August 5, 2025
The Road to Tender Hearts, by Annie Hartnett

In the acknowledgements for THE ROAD TO TENDER HEARTS, Annie Hartnett explains that her novel was born of a challenge she set for herself around 2021: could she take all her fears and anxieties (especially about death), and her worries about not being a good enough parent or capable enough person, and turn all of these things into a novel that was FUNNY? And reader, she did, she really did, this explanation going a long way toward making sense of this totally bonkers novel that manages to be not remotely off-putting even though it’s about grief after loss of a child, childhood sexual abuse, children who are orphaned in a murder suicide, and one tragic death after another as the narrative goes on, taking its reader on a road trip from the armpit of Massachusetts down to Texas, and then to Arizona where lottery winner and prototypical well-meaning but disappointing dad PJ Halliday hopes to be reunited with Michelle Cobb, the love of his life, whose husband’s obituary has only just appeared in the local paper.

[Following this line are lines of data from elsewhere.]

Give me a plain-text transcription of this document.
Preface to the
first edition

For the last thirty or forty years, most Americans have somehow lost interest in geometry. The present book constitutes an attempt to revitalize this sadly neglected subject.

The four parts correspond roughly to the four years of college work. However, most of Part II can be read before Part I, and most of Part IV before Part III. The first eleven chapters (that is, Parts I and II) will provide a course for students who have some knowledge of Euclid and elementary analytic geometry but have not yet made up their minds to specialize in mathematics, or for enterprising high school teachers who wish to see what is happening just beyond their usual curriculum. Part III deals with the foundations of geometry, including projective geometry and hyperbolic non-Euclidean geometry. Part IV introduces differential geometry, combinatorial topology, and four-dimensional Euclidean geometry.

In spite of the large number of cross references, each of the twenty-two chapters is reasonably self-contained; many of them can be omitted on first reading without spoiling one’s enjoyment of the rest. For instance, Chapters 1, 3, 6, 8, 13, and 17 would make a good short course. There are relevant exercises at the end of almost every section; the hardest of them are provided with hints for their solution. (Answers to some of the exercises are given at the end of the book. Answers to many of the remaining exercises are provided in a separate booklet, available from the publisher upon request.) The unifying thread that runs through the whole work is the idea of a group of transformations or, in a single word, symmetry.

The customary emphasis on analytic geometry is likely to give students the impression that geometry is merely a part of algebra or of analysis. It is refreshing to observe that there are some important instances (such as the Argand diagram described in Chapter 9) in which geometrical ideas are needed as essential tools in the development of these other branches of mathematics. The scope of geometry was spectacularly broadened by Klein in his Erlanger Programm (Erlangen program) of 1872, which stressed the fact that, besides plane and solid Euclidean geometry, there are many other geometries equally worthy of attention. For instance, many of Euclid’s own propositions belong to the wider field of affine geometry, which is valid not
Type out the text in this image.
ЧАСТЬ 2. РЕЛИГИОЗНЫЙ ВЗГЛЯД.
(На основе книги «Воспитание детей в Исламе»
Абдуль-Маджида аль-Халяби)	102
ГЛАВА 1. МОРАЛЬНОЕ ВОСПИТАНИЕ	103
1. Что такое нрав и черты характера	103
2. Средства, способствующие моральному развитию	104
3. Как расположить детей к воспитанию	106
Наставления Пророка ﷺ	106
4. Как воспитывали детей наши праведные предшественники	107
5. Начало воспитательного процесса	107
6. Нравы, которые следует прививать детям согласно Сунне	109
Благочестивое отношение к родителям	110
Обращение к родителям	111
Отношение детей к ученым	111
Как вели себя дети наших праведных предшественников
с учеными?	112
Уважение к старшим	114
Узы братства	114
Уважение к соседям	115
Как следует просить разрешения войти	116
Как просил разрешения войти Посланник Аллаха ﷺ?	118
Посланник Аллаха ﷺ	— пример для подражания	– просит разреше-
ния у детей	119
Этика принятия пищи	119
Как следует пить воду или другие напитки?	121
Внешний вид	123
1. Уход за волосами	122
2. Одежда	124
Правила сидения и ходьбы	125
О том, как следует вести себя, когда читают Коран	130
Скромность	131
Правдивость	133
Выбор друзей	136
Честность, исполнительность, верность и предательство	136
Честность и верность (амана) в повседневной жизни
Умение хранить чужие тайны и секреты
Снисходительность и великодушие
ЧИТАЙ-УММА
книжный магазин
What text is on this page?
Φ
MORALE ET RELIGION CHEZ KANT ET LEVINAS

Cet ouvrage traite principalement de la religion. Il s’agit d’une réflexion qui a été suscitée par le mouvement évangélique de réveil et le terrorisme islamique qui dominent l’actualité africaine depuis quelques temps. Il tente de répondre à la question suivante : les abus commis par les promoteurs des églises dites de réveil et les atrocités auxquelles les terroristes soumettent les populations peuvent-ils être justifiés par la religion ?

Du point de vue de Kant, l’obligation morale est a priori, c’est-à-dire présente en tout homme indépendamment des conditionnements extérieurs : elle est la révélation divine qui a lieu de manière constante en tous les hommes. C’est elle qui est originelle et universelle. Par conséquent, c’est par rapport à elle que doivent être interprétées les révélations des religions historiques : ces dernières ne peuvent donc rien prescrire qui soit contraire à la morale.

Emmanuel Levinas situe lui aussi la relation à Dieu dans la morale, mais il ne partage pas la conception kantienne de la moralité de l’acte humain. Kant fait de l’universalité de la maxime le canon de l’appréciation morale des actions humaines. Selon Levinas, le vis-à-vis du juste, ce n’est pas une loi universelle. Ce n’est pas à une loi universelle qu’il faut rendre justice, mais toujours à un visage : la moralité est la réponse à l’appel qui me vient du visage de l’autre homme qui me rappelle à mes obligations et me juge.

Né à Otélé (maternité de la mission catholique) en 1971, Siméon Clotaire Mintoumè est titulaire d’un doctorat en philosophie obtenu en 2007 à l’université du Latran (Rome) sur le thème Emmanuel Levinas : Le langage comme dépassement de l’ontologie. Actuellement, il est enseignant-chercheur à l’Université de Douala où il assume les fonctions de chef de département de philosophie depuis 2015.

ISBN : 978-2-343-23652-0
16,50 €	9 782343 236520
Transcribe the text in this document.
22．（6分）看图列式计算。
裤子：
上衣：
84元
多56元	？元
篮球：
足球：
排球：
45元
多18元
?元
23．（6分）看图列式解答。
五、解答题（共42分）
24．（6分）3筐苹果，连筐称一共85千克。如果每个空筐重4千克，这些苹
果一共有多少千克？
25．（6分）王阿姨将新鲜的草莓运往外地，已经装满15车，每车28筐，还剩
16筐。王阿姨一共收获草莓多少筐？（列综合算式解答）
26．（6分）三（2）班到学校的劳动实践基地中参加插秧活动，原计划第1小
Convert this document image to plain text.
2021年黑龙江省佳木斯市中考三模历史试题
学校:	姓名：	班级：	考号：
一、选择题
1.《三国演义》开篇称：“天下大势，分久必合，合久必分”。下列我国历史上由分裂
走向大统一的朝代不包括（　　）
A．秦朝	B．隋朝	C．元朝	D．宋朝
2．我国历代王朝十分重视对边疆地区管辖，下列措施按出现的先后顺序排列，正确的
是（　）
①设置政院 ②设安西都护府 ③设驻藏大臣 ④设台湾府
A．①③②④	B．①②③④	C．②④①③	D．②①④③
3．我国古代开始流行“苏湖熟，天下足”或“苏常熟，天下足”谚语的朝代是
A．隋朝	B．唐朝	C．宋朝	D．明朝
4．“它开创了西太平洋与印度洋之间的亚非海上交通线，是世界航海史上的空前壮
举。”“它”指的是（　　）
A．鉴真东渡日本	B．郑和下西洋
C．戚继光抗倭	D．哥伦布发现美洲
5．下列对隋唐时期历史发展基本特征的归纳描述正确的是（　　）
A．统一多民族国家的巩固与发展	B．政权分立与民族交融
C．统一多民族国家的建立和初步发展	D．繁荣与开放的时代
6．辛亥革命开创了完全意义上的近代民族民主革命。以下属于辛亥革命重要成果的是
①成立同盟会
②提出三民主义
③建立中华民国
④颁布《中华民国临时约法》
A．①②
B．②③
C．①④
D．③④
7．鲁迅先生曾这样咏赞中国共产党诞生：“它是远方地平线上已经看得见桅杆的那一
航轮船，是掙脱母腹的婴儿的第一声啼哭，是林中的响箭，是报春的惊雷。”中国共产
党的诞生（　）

The only complication is that he’s just been saddled with the care of his grand-niece and nephew after their parents’ tragic deaths, and PJ doesn’t have a great track record for care, really. His eldest daughter drowned in a cranberry bog on her prom night 15 years before, and his youngest, Sophie, barely speaks to him now, plus he’s spent the last decade and a half drinking away his pain. And okay, I lied, that’s not the only complication, in fact, everything is a complication for PJ at the moment, in particular that his ex-wife is about to depart on a trip to Alaska and PJ won’t be able to have breakfast every morning at her house anymore. Or that PJ doesn’t have a car anymore after his DUIs. Or Pancakes, the cat, which comes along on the journey and seems to have an instinct for when somebody is about to die…
How does Harnett get away with writing a comic novel about ALL THAT? By acknowledging the best and worst parts of people, by telling the truth, by demonstrating that LOVE means telling the truth, even when the truth is that the people we love or loved are profoundly flawed or terrible.
If you’re up for a sombre book about grief, leave this one alone, but if you’re in the mood for a story that will explode your ideas about what must be treated with seriousness and reverence in fiction, then THE ROAD TO TENDER HEARTS will likely be one of your favourite books of the summer too. Thanks to Stephanie at Betty’s Bookshelf in St. Mary’s, ON, for the recommendation.